Bulletin: Streaming & APAC (Video)
Each week, Weber Shandwick’s APAC Intelligence Bulletin shares the key developments shaping business sectors and markets throughout the Asia Pacific region.
- With pandemic-boosted engagement and an ever-increasing number of service providers, Asia’s streaming video sector is entering a more competitive era
- Throughout the region, streaming providers are dealing with frustrated consumers and conflicted relationships across various government and media sectors
- To strengthen relationships and boost market share, many brands are investing in local content for Asia Pacific markets
One of the major growth industries of the pandemic era, leading video streaming platforms acquired over a hundred million new subscribers across 2020 and 2021. A recent report forecast a 21% annual growth rate in the Asia Pacific sector for the next ten years. However, sustained growth currently has the sector negotiating profound disruption.
With the sector’s ascendance, brands and providers are being held to new standards in Asia Pacific. A recent global report found 70% of Indian streaming users were frustrated with their viewing experiences. The same research revealed a third of respondents worldwide were looking to reduce spending on subscriptions in the next year.

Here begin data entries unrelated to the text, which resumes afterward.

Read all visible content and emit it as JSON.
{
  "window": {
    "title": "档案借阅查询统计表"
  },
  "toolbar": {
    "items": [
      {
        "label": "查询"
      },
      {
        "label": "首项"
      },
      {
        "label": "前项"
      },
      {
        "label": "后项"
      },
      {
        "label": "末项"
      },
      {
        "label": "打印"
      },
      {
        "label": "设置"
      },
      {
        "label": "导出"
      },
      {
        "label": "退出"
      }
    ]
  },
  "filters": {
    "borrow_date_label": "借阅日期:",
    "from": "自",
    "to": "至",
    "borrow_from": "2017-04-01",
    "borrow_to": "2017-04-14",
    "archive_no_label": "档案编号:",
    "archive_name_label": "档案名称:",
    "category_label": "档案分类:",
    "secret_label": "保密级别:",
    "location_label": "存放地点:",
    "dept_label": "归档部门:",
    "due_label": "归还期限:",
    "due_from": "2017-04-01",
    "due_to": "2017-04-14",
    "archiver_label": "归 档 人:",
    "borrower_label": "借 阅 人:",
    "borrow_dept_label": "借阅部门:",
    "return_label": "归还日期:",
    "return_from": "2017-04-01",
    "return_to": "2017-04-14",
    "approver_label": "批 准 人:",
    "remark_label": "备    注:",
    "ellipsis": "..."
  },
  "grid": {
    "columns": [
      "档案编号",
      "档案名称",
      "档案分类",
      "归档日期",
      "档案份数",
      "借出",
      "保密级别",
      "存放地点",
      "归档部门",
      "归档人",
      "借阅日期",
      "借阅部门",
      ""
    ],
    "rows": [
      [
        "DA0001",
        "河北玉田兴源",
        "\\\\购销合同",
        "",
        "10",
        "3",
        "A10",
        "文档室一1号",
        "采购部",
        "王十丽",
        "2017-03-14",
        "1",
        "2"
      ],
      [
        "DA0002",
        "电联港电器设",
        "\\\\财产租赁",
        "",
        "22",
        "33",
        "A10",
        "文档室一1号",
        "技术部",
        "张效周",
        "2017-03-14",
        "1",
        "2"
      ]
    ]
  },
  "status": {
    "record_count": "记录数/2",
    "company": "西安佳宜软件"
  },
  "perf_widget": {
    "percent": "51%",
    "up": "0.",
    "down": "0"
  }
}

Beyond consumers, governments and other sectors are also subjecting the sector to greater scrutiny. Industry bodies in Australia have recommended streaming brands be required to pay a 20% revenue levy to fund the production of local content. In January, the government of Thailand facilitated a meeting with leading streaming providers and local content producers to improve Thailand’s relationship with the platforms.
The growth of the streaming video industry has resulted in both increased interest and conflict from other business sectors. The world’s third largest social network is currently trialling a new streaming video function, for example. An Australian cinema brand is currently suing a major Hollywood studio for streamed new releases depriving cinemas of income.

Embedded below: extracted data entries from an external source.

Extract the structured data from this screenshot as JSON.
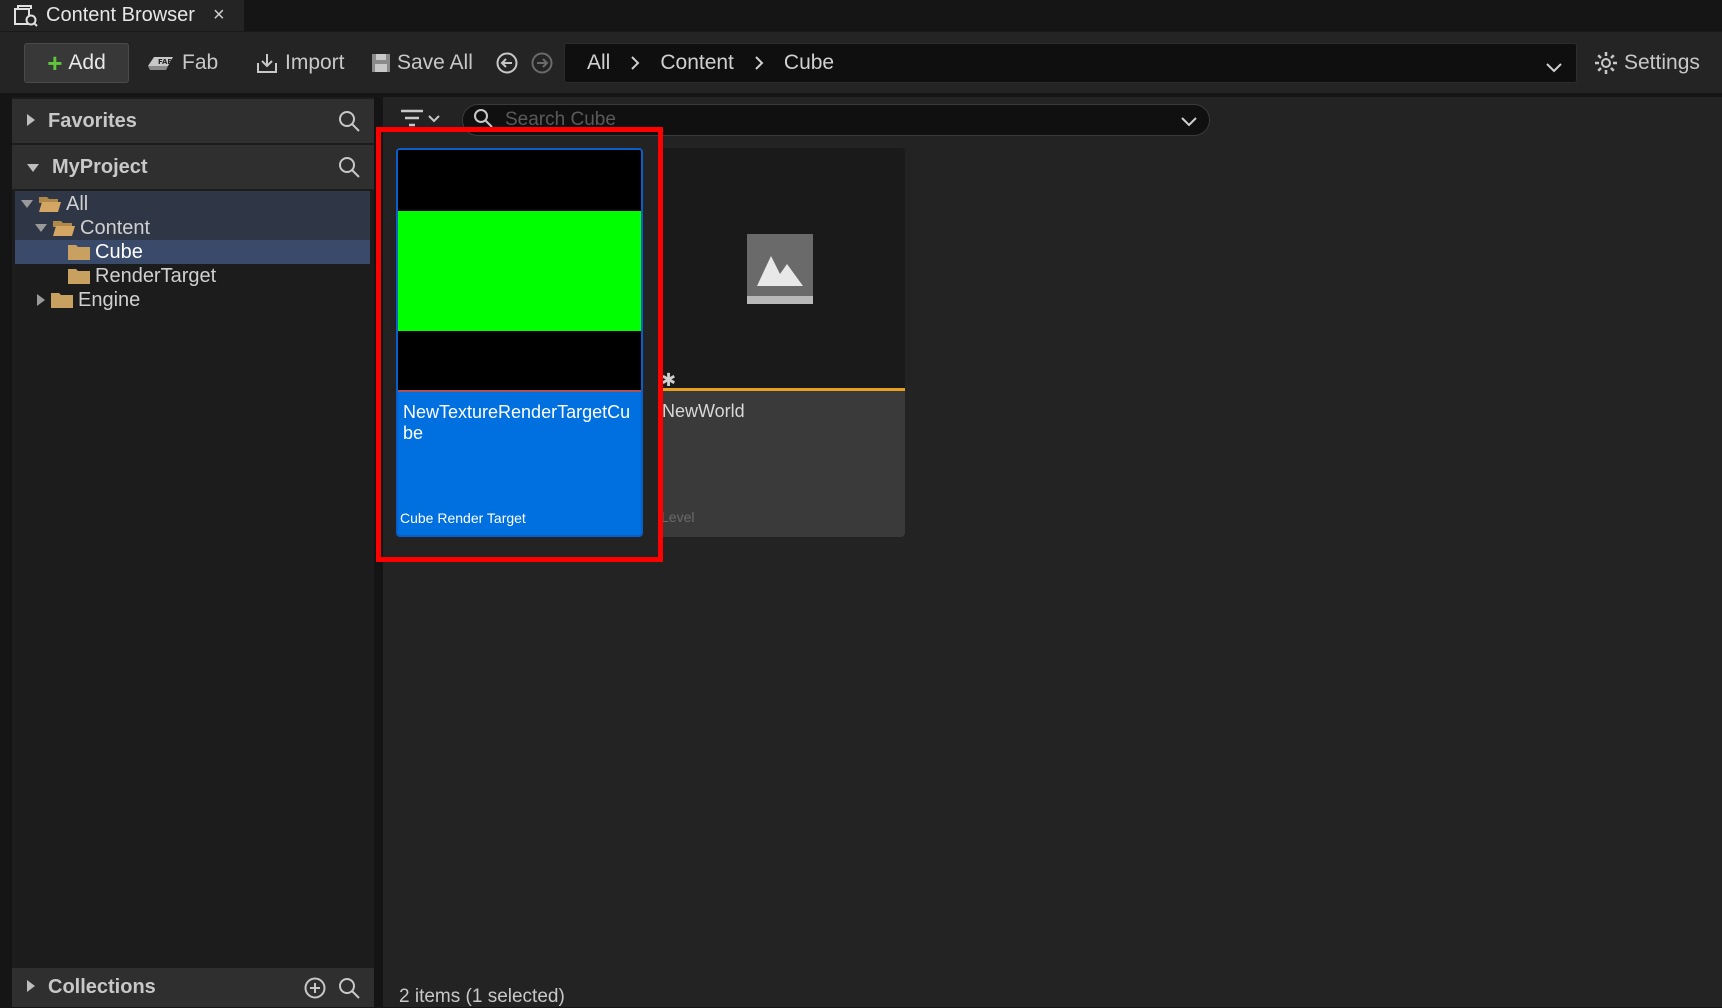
{
  "tab": {
    "title": "Content Browser",
    "close": "×"
  },
  "toolbar": {
    "add_label": "Add",
    "fab_label": "Fab",
    "import_label": "Import",
    "saveall_label": "Save All",
    "settings_label": "Settings"
  },
  "breadcrumb": {
    "items": [
      "All",
      "Content",
      "Cube"
    ]
  },
  "sections": {
    "favorites": "Favorites",
    "myproject": "MyProject",
    "collections": "Collections"
  },
  "tree": {
    "items": [
      "All",
      "Content",
      "Cube",
      "RenderTarget",
      "Engine"
    ],
    "selected": "Cube"
  },
  "search": {
    "placeholder": "Search Cube"
  },
  "assets": [
    {
      "name": "NewTextureRenderTargetCube",
      "type": "Cube Render Target",
      "selected": true
    },
    {
      "name": "NewWorld",
      "type": "Level",
      "selected": false
    }
  ],
  "status": {
    "text": "2 items (1 selected)"
  },
  "colors": {
    "accent": "#0070e0",
    "green_preview": "#00ff00",
    "level_underline": "#e8a020",
    "highlight": "#ff0000",
    "folder": "#c8a060"
  }
}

For Asia’s governments, one of the major benefits of streaming to have emerged during the pandemic is rural and regional outreach in domestic markets. Recent research has found that both China and India saw new rural audiences reached by streaming and ecommerce for the first time in 2021. Intent on strengthening relationships and market share, brands in the streaming video space are investing heavily in localisation efforts.

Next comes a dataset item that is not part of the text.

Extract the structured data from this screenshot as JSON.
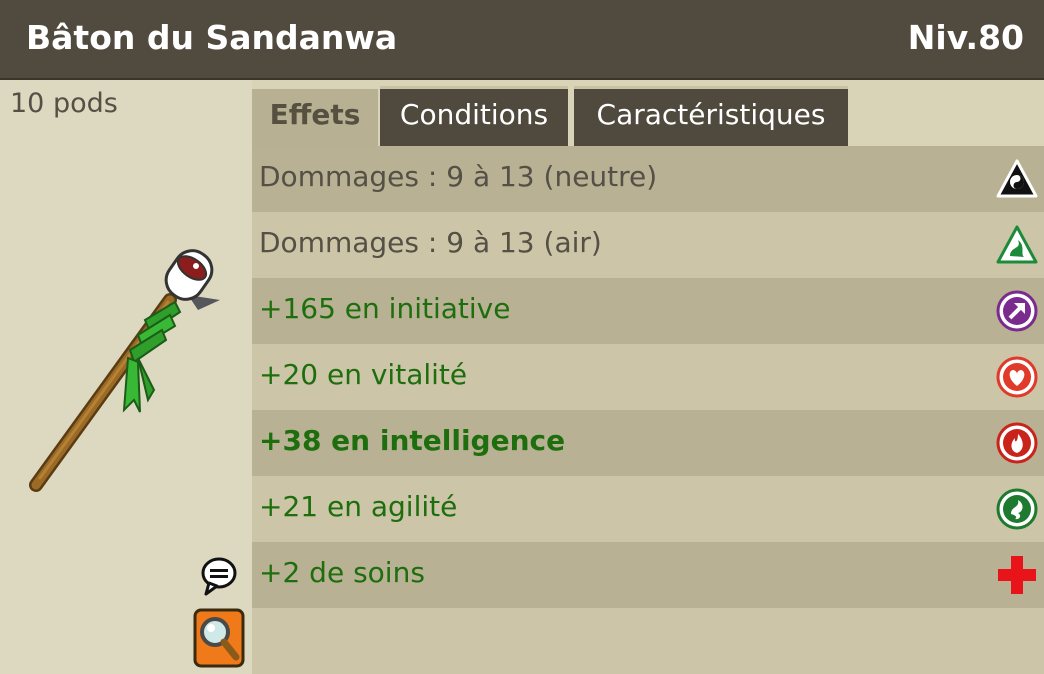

One of the world’s leading streaming conglomerates has just launched a live streaming platform for New Zealand’s professional cricket matches. The world’s largest paid video streaming brand has announced plans to increase Japanese-subtitled content on the platform by 15% in 2022. The world’s fastest-growing paid platform announced 20 new projects for Asian markets in 2021, with a commitment to greenlight 50 more by 2023
This briefing was prepared by Weber Shandwick’s Insight & Intelligence team in Singapore.